I was pretty happy with the results, then he emailed me this image.
He wanted to incorporate the border work into the piece. I will admit, my initial reaction was jaw drop that nearly bruised my chin. Then I zoomed in and got lost with all the details of the pattern. It seemed it was repeated, but I had no freaking clue how to consistently isolate a base pattern since the corners joined in a complex way with the vertical and horizontal patterns.
I waited a few days, and when he asked about how things were going, I kicked my design mojo into overdrive and just did it. I drew out each line, and copied and pasted where I could.
Eventually I banged out one panel, and was able to give him a draft. The main issue was the white space on either side of the first and last panel. The empty parts where due to a dimension mismatch. The border pattern he wanted was not as wide as the bench width.
He used Photoshop and emailed me a way the sides could be expanded. I really wish I could have used the same method to stretch out the first and last panels, but I was using a vector based program which is essentially based on dots and lines. It would be pretty obvious if something wasn't lined up.
I redrew the sides and took a portion of the border pattern to repeat the wider pattern until the first and last panel were much wider.

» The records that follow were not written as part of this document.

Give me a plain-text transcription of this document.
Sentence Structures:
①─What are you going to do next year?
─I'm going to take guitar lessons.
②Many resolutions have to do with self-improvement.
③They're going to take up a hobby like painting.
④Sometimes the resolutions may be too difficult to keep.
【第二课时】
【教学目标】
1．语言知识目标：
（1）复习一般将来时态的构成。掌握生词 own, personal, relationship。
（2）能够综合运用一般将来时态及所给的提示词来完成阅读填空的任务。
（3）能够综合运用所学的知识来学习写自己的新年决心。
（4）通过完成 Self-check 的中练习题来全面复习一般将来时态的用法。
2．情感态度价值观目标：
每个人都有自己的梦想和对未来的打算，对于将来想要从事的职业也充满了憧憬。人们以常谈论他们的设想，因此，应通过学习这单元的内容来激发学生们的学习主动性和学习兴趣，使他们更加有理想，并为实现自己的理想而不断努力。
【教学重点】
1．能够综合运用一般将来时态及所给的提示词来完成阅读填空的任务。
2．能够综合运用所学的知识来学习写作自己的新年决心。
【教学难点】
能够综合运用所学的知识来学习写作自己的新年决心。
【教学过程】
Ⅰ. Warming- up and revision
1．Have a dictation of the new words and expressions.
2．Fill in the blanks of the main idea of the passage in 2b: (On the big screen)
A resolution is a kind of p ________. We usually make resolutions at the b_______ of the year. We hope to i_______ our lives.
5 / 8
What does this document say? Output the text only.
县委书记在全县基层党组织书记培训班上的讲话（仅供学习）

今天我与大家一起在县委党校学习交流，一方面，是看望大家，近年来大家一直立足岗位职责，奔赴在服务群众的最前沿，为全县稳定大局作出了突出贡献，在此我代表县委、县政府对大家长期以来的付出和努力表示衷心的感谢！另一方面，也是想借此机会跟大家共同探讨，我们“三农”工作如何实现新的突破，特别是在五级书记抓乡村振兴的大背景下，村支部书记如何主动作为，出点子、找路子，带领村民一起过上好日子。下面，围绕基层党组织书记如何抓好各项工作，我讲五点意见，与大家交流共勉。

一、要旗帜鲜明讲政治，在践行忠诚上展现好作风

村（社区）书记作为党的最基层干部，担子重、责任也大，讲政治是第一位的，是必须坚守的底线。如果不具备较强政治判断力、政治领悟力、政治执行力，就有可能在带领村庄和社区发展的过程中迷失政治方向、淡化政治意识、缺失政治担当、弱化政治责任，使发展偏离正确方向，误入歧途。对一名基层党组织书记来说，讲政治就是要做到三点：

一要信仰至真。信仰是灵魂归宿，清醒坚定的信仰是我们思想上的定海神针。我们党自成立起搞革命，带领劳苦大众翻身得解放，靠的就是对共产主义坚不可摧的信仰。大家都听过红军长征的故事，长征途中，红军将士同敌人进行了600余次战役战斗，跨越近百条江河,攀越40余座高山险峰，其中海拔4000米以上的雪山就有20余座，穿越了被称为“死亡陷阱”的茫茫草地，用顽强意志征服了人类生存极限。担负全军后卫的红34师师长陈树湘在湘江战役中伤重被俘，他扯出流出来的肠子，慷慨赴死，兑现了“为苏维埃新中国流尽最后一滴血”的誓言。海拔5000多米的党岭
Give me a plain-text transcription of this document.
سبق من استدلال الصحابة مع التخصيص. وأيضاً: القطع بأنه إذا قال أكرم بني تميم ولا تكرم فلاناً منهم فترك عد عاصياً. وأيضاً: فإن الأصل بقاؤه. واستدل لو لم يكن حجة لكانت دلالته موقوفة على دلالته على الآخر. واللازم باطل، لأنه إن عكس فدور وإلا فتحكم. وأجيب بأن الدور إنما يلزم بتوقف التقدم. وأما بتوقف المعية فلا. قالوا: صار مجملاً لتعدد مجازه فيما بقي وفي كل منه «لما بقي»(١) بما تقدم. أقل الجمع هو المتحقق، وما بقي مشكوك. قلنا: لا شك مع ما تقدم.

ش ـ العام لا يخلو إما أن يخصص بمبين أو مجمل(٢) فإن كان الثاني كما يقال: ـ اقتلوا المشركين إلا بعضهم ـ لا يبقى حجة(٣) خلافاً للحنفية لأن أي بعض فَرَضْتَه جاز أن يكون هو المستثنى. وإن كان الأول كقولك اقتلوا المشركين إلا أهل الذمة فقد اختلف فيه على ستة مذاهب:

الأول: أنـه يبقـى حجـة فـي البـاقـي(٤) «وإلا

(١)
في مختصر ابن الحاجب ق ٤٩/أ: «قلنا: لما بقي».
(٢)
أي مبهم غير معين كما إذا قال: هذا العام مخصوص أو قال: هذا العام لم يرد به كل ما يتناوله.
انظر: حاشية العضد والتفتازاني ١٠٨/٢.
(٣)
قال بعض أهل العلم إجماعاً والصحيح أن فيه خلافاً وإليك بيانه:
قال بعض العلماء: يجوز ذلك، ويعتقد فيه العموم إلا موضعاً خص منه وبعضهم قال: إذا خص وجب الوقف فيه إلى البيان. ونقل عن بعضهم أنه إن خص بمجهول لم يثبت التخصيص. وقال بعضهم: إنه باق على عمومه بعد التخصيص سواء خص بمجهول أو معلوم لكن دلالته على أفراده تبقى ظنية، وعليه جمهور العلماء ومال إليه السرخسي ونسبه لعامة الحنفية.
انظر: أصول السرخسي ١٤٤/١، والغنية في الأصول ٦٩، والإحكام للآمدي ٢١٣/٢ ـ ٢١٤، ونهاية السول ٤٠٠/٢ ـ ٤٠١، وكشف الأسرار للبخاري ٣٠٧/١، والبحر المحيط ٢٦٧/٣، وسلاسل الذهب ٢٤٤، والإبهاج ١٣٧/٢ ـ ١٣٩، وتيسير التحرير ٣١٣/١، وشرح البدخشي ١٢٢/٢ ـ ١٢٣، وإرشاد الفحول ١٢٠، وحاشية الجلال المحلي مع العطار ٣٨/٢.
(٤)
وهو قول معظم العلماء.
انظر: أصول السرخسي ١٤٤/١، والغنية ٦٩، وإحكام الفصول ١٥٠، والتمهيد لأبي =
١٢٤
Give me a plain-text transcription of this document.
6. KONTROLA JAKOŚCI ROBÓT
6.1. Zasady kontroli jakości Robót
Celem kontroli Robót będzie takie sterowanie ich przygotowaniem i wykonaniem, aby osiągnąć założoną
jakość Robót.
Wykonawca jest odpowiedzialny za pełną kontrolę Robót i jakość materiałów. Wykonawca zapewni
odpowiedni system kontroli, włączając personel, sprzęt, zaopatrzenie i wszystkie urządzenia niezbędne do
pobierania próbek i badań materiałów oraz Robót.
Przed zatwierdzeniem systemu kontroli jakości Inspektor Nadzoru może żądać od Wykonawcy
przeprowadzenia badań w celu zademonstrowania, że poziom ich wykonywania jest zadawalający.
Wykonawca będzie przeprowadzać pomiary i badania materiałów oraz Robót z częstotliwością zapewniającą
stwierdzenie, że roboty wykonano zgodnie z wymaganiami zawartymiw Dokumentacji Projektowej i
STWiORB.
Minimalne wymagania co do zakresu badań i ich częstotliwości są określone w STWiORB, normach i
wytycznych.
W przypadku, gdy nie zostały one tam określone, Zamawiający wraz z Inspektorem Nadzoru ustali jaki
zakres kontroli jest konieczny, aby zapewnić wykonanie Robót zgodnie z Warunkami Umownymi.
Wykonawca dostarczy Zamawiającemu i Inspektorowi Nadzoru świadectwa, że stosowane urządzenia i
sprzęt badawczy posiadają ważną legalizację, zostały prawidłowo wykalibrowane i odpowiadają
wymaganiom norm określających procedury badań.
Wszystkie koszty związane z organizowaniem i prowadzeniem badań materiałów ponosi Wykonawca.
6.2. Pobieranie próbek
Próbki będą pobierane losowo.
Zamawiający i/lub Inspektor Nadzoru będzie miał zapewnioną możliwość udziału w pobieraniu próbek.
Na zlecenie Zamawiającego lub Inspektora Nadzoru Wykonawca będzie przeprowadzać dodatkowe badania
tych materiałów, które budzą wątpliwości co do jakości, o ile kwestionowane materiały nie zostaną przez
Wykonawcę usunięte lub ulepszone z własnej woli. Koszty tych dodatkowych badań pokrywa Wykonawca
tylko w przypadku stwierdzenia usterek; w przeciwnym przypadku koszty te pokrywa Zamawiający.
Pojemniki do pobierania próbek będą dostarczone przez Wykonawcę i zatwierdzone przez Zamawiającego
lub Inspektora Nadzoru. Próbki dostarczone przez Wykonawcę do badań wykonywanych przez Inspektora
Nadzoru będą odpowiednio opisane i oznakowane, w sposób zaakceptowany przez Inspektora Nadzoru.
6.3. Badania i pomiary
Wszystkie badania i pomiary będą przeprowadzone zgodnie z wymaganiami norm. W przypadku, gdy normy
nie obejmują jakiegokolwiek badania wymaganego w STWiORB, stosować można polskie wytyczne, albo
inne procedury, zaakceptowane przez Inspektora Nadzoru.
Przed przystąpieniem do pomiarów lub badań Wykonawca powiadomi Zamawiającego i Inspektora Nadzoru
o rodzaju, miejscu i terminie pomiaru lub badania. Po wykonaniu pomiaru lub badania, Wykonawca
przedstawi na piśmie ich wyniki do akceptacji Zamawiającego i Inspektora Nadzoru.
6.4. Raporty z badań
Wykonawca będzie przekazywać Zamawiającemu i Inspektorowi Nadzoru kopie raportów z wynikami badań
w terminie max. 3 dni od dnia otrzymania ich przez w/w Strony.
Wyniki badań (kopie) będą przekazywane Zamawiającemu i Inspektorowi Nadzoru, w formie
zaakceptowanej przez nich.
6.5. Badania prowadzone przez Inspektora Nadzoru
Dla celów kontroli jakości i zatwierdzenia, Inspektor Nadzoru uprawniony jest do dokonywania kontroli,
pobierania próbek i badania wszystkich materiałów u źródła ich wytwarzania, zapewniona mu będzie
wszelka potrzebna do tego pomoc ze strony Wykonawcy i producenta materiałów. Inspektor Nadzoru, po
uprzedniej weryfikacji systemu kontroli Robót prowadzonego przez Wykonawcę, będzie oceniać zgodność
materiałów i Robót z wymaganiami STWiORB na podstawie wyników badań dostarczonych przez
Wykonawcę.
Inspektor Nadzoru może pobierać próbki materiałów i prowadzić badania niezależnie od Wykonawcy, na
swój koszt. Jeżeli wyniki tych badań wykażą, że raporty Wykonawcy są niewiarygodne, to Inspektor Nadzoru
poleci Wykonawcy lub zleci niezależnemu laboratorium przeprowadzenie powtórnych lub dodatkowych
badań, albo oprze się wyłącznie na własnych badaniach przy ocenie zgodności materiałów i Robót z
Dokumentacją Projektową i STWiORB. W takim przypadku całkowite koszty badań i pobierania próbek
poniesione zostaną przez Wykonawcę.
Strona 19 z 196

My client also requested there be a little more life in the center panel. I added more trees a couple more birds, and the river took me 3 tries, but I eventually had something I was happy with.
Here's the center panel by itself.
I had sent out a test file to the engraver and an early draft to make sure I wasn't breaking any design limits since I had never designed for stone. But he sent back images using a similar stone and the results came out pretty good.
I spoke to a friend about this project and how each phase of it required different approaches and different energies very similar to the beginning, middle, and end game of chess.
The client is now awaiting photographs of the final engravings and I've requested copies so I can share them here as well.